No matter what type of limits of liability are shown on your insurance policy’s declaration page, every homeowner will also contain a loss-settlement provision. This provision outlines how a claim will be paid subject to the various conditions of the policy itself. Generally, loss settlement applies to the replacement cost payment for both the dwelling and the personal property. The provision gives the insurance company the chance to delay full payment of a claim by paying only the actual cash value of the loss. In some instances, they can forego full payment altogether due to insufficient funds by the insured. Of course, this is all calculated by the loss settlement amount. What is the loss settlement amount?
Table of Contents
Loss Settlement Amount – What Is It?
As mentioned above, nearly every homeowners policy has a loss settlement provision contingent on a loss settlement amount. The term loss settlement amount itself is used to denote the amount of a property in a given insurance settlement. The loss settlement depends mostly on the type of settlement option the policyholder agrees to when taking out their homeowners policy.
How Does The Loss Settlement Provision Work?
In the event of a homeowners insurance claim, the loss settlement amount is the dollar amount that the insurance company will payout to the homeowner. The amount is laid out in the loss settlement provision section of the policy. Generally, with homeowners insurance, the insured is required to carry coverage that can cover at least 80 percent of the total replacement value of a house. There are three key loss settlement options to keep in mind:
- Agreed value
- Actual cost value
- Replacement cost value
When it comes to high premiums, they are typically tied to the replacement cost value of a home rather than the cash value option. The agreed value option requires an appraiser to come in and help the homeowner and the insurer to agree on the value of the home or object. When calculating the loss settlement amount, the amount is generally less than the amount of full coverage if the 80 percent replacement cost coverage is not being met.
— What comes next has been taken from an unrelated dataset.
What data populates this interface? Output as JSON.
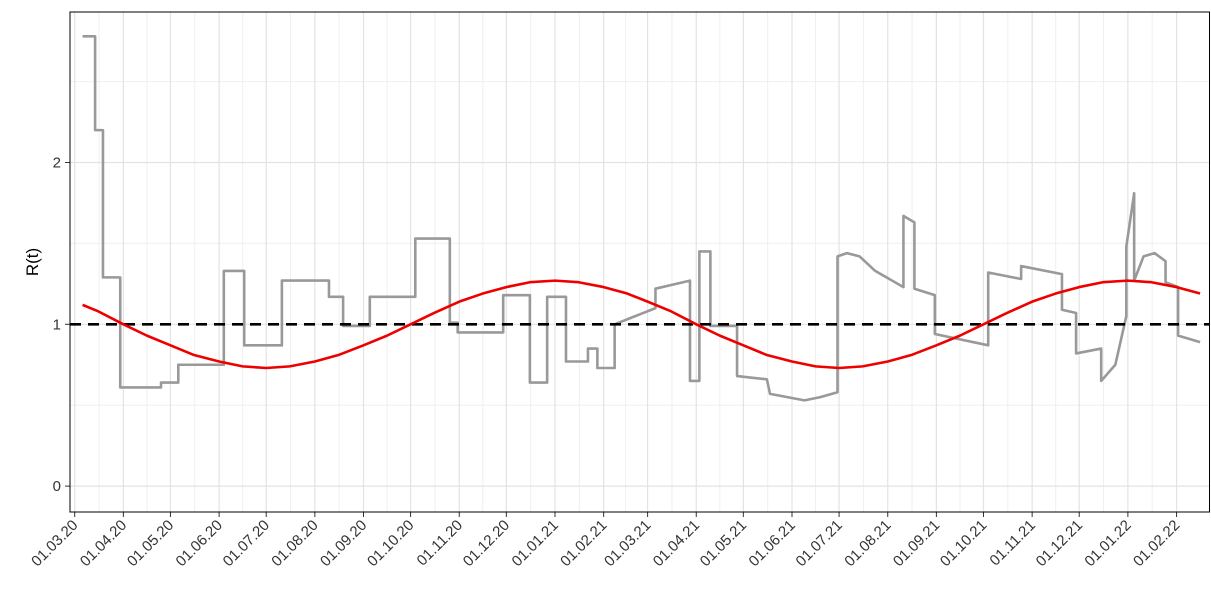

The major purpose of the loss settlement provision is to detail how a claim is going to be paid. The provision deals with replacement cost as well as payment for both the dwelling and the property itself. While the provision can be helpful, it can also grant the insurance company the option to delay a payment in full by only paying out the cash value of a loss.
Setting Good Homeowners Policy Limits
If you want to avoid a loss settlement provision, you’re going to want to set the correct policy limits. Coverage for replacement or repair of your home should always be calculated based on the exact square footage price, all while taking into consideration the size of the home, the quality of materials used, and any construction impediments.
Too often, homeowners do not take the quality of materials into mind when thinking about policy limits. For example, if you used marble flooring rather than travertine, that’s a cost that needs to be considered when setting coverage limits. The same goes for roofing, fixtures, and even countertops.
Another thing to keep in mind is construction impediments such as vegetation, neighbors, or environmental conditions. Is your house situated on a hillside? That’s going to make repairs more costly. Keep these things in mind when setting coverage limits and the loss settlement provision won’t be an issue.
You never want to be left high and dry paying for repairs or damages on your own, keep coverage amounts where they should be and know how to value your home at the appropriate amount.